Both she and Di Stasio talked about the parallel evolution of utility planning processes. “You’re constantly in a planning process versus having a one-time plan and then you execute it over a decade,” Di Stasio said. He noted that his member utilities now plan with an eye to the attributes of resources and how they work together, rather than focusing on resource types.
“How do you get something that’s optimal versus just trying to do something that’s possible with one resource?” he said.
However, resource planning has its own challenges, Schoff said. “It’s so sensitive to the assumptions that are entered by the modelers for what the technologies are capable of and what they will cost. … We need to understand the system in which new assets will operate in and understand what they will have to be capable of.
“Will it be OK to build … wind and solar that are for the most part energy producers without a lot of dispatchability, or should we be including energy storage and some additional dispatchable technologies?” he said.
The decision might come down to interconnection requirements, market signals and technological advances, “but the system-level thinking about what that operation is going to look like needs to start informing the capital investment decisions for new projects as we go forward,” he said.
The role of demand-side management and the potential integration of distribution and transmission systems was also discussed.
While demand management occurs at the distribution level, Ramey said a key trend will be “the need to integrate load management into wholesale operations, blurring that current distinction between distribution and transmission.”
It may be a big leap for MISO and its members who rely on the RTO to operate the transmission side of their businesses, Ramey said, but “we’re all expecting the distribution system to be much more dynamic going forward. So, one of the challenges is to build on MISO’s current technology systems to start covering and penetrating and getting more information about the distribution system so we can optimize that interface.”

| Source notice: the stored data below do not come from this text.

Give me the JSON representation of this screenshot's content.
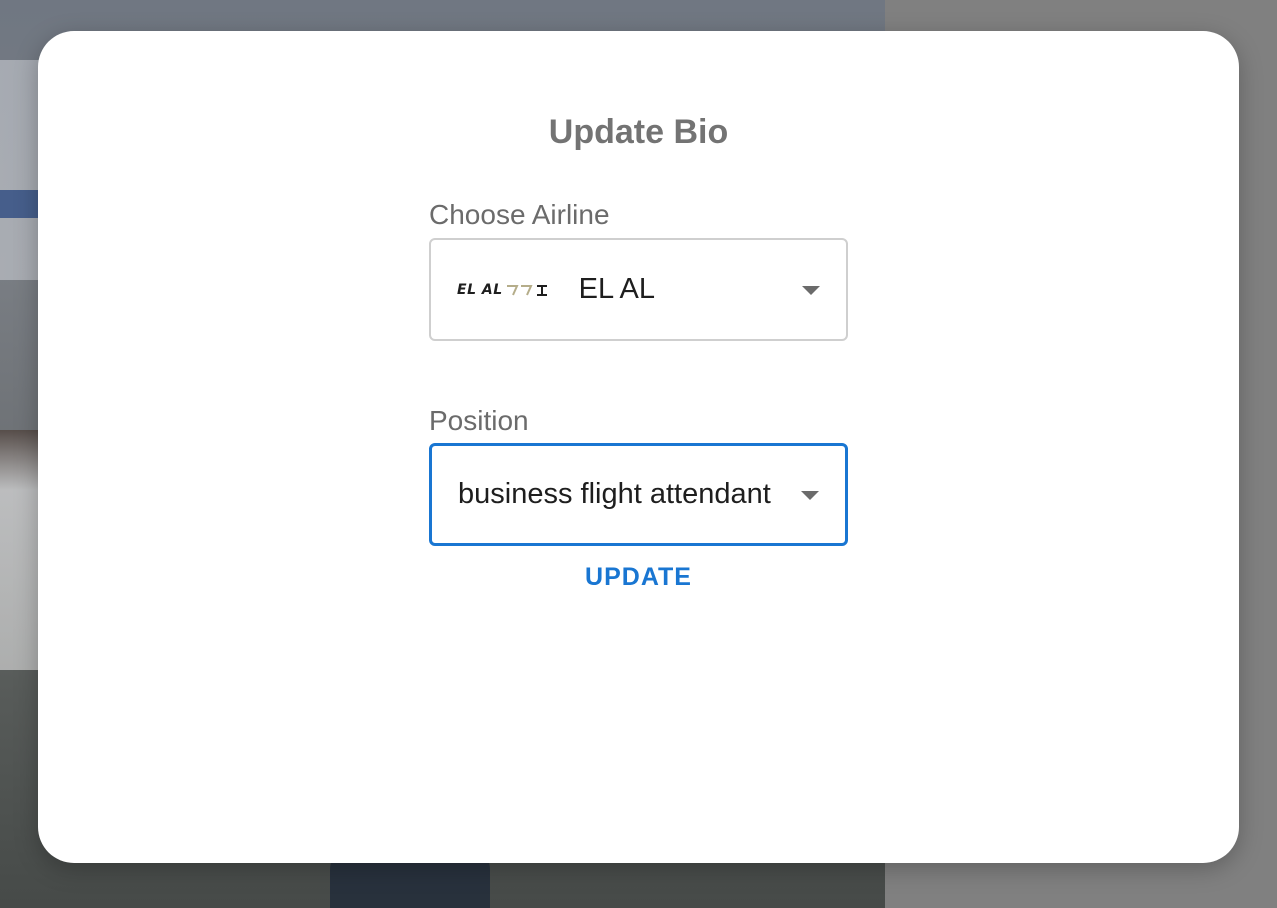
{
  "dialog": {
    "title": "Update Bio"
  },
  "airline_field": {
    "label": "Choose Airline",
    "selected_value": "EL AL",
    "logo_text": "EL AL"
  },
  "position_field": {
    "label": "Position",
    "selected_value": "business flight attendant"
  },
  "actions": {
    "update_label": "UPDATE"
  },
  "colors": {
    "accent": "#1976d2",
    "title": "#737373",
    "overlay": "#808080"
  }
}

Schoff said more load management technologies will be needed. “The more loads you have that are controllable, the less pain each one of those loads will have to experience when you’re trying to manage the load on the grid,” he said. “We see a system coming forward that is much more dynamic on the demand and the supply side, and ultimately the grid in the middle is going to have to be able to manage that really effectively.”